The next day, Bruce and I waded through streams and squished along muddy jungle trails.  Exotic vines dangled in out path, with thousands of varieties of orchids and flowers painting a serene beauty.
        Yet in the midst of this beauty came the loud cries of tropical birds and screeching monkeys.  Each of these creatures seemed to protest harshly our invasion of its turf.
        As we plunged deeper into the Motilones' traditional land, I couldn't help but reflect on how much like the birds and animals of the jungle these indigenous people are.  Living in amazing harmony with their tropical environment, they have been for four hundred and fifty years a territorial people.  Following the laws of the jungle, they have done all in their power to keep foreigners off their turf.
        Spanish conquistadores, dreaming of fabulous gold mines, made a mule trail through Motilone territory and established a settlement as a local power base.  The ruins of a sixteenth century Spanish chapel are still extant -- a silent witness to how the cross accompanied the sword into the New World.  (European churches are still filled with gold objects sacked from the indigenous peoples of Latin America.)
        That the Motilones refused to be plundered is a testimony to their own feelings of self worth.  The Spaniards who settled in the Catatumbo River valley -- which funnels water from the Andes down to oil rich Lake Maracaibo -- never made it back to Spain.  They were massacred as they caravaned back to the coast.  The gold bullion which they dropped has been swallowed by centuries of jungle growth.
        The lesson of the Spanish invaders was never forgotten by the Motilones.  They began killing everyone from the murderous and stealing "white" race who invaded their territory.
        Until Bruce Olsson.
        It still isn't clear to them why they spared the life of this young Minnesotan who felt so called of God to bring them the message of Christ.  Indeed, they shot him in the leg with an arrow when he first ventured onto their lands.  But as a tall, gangly, blond youth, he didn't look much like a normal oil prospector or a Colombian land poacher.  And he had a strong body which didn't succumb to the fever and infection which set in his leg.
        Perhaps it was all part of God's providential care for the Motilone.  Perhaps God knew that the tribe was reaching the end of its ability to fend of the invader.  Their homeland was being surrounded by Western oil companies, mineral prospectors, land developers.  People in the area remember how planes from the "outside world" firebombed the traditional Motilone long houses, trying to force the Motilones to move off their oil rich land.  Remaining isolated and protected from the greedy outside world was no longer possible.

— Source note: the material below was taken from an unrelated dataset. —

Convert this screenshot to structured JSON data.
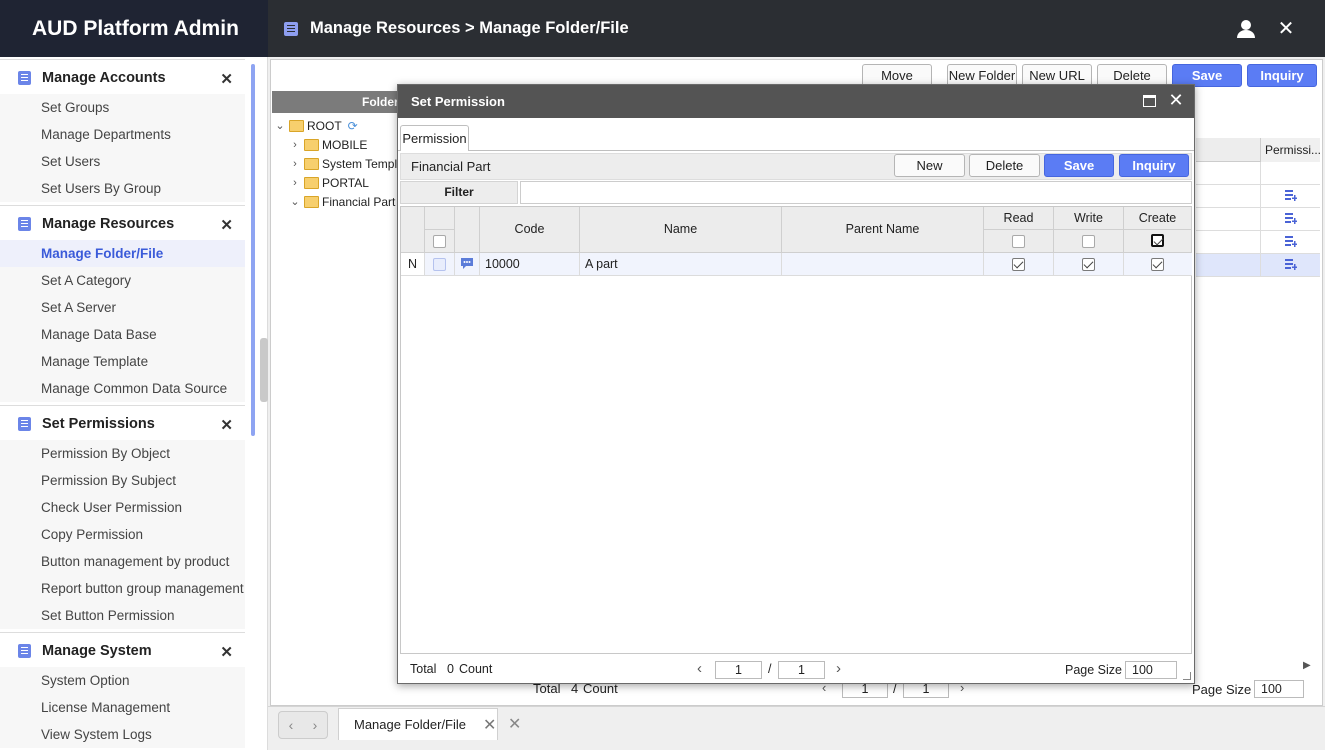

        The Motilones, despite their cannibalistic reputation, are a people who, at least in their exotic jungle environment, largely live at peace with each other.  During his [thirty-eight] years with the tribe, Bruce has seen little homicide, drunkenness, prostitution, or physical violence.  Not only do they have a true sense of belonging to one another in community, but they also immensely enjoy life together in their habitat.  Everything they do is made into a sport.  Hunting, weaving, fishing, grinding, collecting the earth's produce -- all of these become part of their happy modus vivendi.
        That first morning, for example, Bruce and I joined a group of Motilone on a nearby river.  The early birds had enclosed a U-section of the river with a stone dam reinforced with broad leaves that looked like banana leaves, but much stronger.  This gradually dropped the water level in the U, exposing the fish.  The fish were speared with long, thin shafts which the Motilones sharpened after each thrust with knives held in their teeth.  After a couple of hours, some men had fifty or sixty fish strung on their vines which they trailed in the cool water.
        The day took on the feeling of a Fourth of July picnic.  Children happily grubbed crabs under the rocks along the mud banks.  Women collected and wrapped the fish in broad leaves for carrying home.  And the men competed fiercely.
        The celebration fervor seemed complete when the men decided to line up along the jungle trail -- old men at the front on a handicap basis//for a foot race home.  (Chieftains in the tribe usually are the best hunters, fishers, and runners!)
        During the dry season, these fishing expeditions occur three or four times a week.  During the rainy season, the Motilones hunt with the same intensity.  Incredible to think that every day is made into such a lark!
        That day's fishing expedition, however, was marred somewhat, when a nine-year-old boy got to close to someone wielding a knife and was gashed in the leg.  A sturdy young warrior carried the by piggyback to the clinic at Iquiacarora, where Bruce deftly put nine stitches in his leg.
        "How do you account for all the skills you've managed to acquire without standard credentials?" I asked.  "You've hardly even been to a university."
        "The Motilones were willing to accept me and knew I was here to help", said Bruce.  "And because I was the only one with any contact with the outside world, I felt obligated to read and observe and ask questions whenever and wherever I could so that I could provide the necessary services.  Of course, it has been God who has helped me guided me and taught me."